I have a soon-to-be-high school graduate learning the trade...
And a skilled craftsman who took a vintage bookcase and updated it...
He also crafted some wonderful boxes...and, again, I can say...could you do a certain color...
 or keep it with a prim look.
Bernie takes my ideas and turns them into reality...he is working on benches to accommodate some sweet cushions I got from Jeanne D'Arc.
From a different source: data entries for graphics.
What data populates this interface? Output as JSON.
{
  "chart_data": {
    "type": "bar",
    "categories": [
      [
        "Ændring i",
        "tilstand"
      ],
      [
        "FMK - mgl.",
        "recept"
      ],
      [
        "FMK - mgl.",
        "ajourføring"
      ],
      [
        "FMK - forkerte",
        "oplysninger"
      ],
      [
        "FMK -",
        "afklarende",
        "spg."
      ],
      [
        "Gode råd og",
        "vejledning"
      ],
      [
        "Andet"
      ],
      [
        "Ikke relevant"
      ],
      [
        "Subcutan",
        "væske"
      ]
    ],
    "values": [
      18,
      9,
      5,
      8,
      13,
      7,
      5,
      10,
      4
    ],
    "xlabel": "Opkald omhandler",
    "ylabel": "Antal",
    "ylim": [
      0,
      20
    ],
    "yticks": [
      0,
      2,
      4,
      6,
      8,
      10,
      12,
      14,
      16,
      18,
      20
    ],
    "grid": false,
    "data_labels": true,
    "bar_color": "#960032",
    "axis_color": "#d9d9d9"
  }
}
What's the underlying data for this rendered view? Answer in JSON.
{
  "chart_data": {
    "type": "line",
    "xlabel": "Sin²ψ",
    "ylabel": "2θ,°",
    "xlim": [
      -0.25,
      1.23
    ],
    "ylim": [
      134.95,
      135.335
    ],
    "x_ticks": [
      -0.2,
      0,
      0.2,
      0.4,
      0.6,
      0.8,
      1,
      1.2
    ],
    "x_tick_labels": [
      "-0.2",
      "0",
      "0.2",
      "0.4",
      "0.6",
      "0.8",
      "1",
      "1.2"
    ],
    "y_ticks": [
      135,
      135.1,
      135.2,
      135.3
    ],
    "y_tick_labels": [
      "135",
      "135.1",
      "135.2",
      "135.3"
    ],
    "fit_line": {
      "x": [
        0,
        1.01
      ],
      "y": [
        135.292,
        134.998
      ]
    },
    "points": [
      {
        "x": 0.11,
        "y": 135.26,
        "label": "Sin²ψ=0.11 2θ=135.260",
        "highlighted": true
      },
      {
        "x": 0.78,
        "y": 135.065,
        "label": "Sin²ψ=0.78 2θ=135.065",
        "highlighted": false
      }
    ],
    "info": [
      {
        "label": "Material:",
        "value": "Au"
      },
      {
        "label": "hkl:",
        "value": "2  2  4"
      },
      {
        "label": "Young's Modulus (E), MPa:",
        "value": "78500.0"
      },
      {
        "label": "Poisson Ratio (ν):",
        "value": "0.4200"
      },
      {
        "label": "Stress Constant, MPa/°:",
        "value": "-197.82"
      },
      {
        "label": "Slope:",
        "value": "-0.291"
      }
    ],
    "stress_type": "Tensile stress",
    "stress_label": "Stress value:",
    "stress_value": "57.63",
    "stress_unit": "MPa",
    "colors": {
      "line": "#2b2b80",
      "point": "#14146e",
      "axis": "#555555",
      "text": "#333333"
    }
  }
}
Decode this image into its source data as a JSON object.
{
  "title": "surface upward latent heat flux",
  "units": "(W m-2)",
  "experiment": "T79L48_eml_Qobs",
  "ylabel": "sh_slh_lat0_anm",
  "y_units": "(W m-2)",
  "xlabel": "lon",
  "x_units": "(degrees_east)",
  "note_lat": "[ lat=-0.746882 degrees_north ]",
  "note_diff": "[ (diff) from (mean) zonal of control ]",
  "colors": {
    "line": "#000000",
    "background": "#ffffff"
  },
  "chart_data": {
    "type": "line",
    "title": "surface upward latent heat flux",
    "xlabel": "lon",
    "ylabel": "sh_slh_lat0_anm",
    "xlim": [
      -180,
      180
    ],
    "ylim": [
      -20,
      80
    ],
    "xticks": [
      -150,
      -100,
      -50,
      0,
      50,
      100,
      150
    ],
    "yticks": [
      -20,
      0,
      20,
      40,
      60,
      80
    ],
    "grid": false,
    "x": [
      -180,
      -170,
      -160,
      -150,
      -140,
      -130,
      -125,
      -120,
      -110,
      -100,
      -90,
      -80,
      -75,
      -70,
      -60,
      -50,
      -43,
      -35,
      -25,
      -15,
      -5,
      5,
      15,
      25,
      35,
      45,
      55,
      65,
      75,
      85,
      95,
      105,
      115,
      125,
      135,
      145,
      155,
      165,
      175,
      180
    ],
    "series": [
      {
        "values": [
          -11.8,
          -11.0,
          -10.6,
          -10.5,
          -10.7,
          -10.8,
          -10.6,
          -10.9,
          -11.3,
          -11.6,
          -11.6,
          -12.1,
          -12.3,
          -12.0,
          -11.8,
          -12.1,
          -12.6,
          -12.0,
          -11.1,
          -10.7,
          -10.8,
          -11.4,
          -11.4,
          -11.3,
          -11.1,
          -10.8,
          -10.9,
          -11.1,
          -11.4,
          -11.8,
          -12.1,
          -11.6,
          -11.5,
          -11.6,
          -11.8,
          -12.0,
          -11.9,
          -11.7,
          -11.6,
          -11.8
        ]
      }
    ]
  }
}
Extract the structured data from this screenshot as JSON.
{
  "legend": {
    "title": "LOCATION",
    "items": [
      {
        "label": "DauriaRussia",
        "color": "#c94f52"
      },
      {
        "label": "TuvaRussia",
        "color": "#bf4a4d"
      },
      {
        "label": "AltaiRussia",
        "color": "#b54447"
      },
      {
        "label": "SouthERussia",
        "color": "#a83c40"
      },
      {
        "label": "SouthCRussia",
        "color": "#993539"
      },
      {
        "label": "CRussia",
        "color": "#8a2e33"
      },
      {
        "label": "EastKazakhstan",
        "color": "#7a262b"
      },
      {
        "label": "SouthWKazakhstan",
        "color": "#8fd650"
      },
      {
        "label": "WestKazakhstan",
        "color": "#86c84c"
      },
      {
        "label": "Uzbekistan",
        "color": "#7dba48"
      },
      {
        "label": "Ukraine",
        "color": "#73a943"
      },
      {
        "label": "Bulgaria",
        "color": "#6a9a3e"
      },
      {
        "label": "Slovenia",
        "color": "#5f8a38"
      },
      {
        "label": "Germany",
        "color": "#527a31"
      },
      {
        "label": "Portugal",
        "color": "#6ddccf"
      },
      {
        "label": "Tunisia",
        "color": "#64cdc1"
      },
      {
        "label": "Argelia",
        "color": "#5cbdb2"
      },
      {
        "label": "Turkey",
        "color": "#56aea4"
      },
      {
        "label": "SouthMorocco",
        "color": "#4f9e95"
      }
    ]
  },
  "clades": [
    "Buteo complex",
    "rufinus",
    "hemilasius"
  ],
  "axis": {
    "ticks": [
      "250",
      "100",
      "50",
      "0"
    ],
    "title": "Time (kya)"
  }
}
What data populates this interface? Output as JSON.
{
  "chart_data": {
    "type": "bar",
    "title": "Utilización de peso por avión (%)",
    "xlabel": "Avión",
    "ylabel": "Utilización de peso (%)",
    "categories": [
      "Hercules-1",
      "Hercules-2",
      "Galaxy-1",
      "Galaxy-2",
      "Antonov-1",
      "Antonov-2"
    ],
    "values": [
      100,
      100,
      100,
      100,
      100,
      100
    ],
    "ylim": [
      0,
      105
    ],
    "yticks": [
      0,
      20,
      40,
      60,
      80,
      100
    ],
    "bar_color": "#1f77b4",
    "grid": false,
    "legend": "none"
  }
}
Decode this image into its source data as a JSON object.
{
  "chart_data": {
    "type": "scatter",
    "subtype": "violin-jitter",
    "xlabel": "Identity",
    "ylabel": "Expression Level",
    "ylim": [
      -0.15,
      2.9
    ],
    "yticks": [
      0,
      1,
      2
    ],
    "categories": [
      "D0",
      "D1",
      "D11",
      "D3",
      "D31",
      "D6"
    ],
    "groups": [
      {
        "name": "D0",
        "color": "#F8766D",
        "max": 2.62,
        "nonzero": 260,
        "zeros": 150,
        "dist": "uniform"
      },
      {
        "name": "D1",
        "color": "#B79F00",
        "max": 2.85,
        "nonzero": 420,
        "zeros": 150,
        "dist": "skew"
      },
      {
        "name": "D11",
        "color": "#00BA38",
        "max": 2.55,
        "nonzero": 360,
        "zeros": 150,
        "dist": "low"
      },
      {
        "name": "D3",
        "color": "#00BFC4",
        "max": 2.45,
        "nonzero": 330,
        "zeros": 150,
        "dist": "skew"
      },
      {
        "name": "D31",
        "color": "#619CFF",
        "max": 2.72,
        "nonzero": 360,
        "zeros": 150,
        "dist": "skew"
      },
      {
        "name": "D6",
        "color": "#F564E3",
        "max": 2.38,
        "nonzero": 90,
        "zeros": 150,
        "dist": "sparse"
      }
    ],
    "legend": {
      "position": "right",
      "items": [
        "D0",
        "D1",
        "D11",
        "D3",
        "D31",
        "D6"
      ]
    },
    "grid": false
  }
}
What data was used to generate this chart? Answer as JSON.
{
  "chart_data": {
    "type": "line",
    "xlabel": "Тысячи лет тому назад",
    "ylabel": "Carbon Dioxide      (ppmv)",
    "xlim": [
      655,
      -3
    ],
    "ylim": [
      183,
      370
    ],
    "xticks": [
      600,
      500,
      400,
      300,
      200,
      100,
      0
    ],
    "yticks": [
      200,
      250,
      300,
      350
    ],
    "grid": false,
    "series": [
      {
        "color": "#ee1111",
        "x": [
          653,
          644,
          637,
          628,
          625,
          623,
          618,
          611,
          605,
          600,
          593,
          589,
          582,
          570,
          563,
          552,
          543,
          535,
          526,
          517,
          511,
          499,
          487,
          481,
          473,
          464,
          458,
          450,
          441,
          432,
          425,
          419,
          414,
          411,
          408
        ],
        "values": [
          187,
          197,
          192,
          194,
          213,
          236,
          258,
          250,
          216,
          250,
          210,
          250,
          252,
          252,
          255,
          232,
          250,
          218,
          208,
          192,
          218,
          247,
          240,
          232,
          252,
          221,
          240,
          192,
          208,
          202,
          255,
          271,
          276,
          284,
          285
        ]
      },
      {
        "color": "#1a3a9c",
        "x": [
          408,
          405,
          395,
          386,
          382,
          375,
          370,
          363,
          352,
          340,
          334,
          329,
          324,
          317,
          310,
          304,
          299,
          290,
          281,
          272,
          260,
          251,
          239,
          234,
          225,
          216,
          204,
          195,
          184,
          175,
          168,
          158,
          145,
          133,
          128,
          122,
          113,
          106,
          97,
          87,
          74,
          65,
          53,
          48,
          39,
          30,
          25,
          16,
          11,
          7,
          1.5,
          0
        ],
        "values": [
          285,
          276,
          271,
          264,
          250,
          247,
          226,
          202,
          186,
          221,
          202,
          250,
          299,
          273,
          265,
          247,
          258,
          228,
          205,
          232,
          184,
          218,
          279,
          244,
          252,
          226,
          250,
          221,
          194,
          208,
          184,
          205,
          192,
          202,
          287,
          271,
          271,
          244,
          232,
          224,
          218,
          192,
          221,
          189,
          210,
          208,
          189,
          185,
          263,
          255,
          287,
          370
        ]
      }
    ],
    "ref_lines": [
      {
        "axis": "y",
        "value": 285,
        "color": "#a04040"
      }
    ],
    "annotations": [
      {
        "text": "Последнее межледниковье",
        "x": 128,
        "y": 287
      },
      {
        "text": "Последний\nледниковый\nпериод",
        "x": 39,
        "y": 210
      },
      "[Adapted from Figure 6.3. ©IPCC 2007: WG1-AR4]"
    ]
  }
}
Another local woman works with pallets...
And, I have a local artisan who old drawer bottoms made into mini chalkboards or boxes decoupaged with napkins.  Here again, I can say to Cheryl, take these unfinished boxes Bernie has made, some wonderful French napkins and create...they will be coming soon!
She has also learned to do some good woodworking...check the grey corbel hanging on the antique shutter...her design from scratch...
So, when you see the Made in America tag, think beyond the price tag...granted, not everything can be made here, but, support the small entrepreneur not just the factory worker overseas.  When you see someone's special designs and products, remember the person does not have a factory in the backyard nor do they hide their earnings in offshore accounts.   A "Prairie Pouch" holds more than stuff; it holds someone's hard work and heart.
“He who works with his hands is a laborer.
He who works with his hands and his head is a craftsman.
He who works with his hands and his head and his heart is an artist.”  
~Francis of Assisia


Elyse said...

hooray for beautiful brick and mortar shops, like yours, and for talented makers everywhere like sweet arletta!


Susan said...

Thank you! I appreciate the artisans!

Unknown said...

Elyse, you are too kind, thank you!

Unknown said...

Everyone's work is so beautiful! Well said! Thank you so much, Susan! I can't say enough. I appreciate people like you that support the artisans.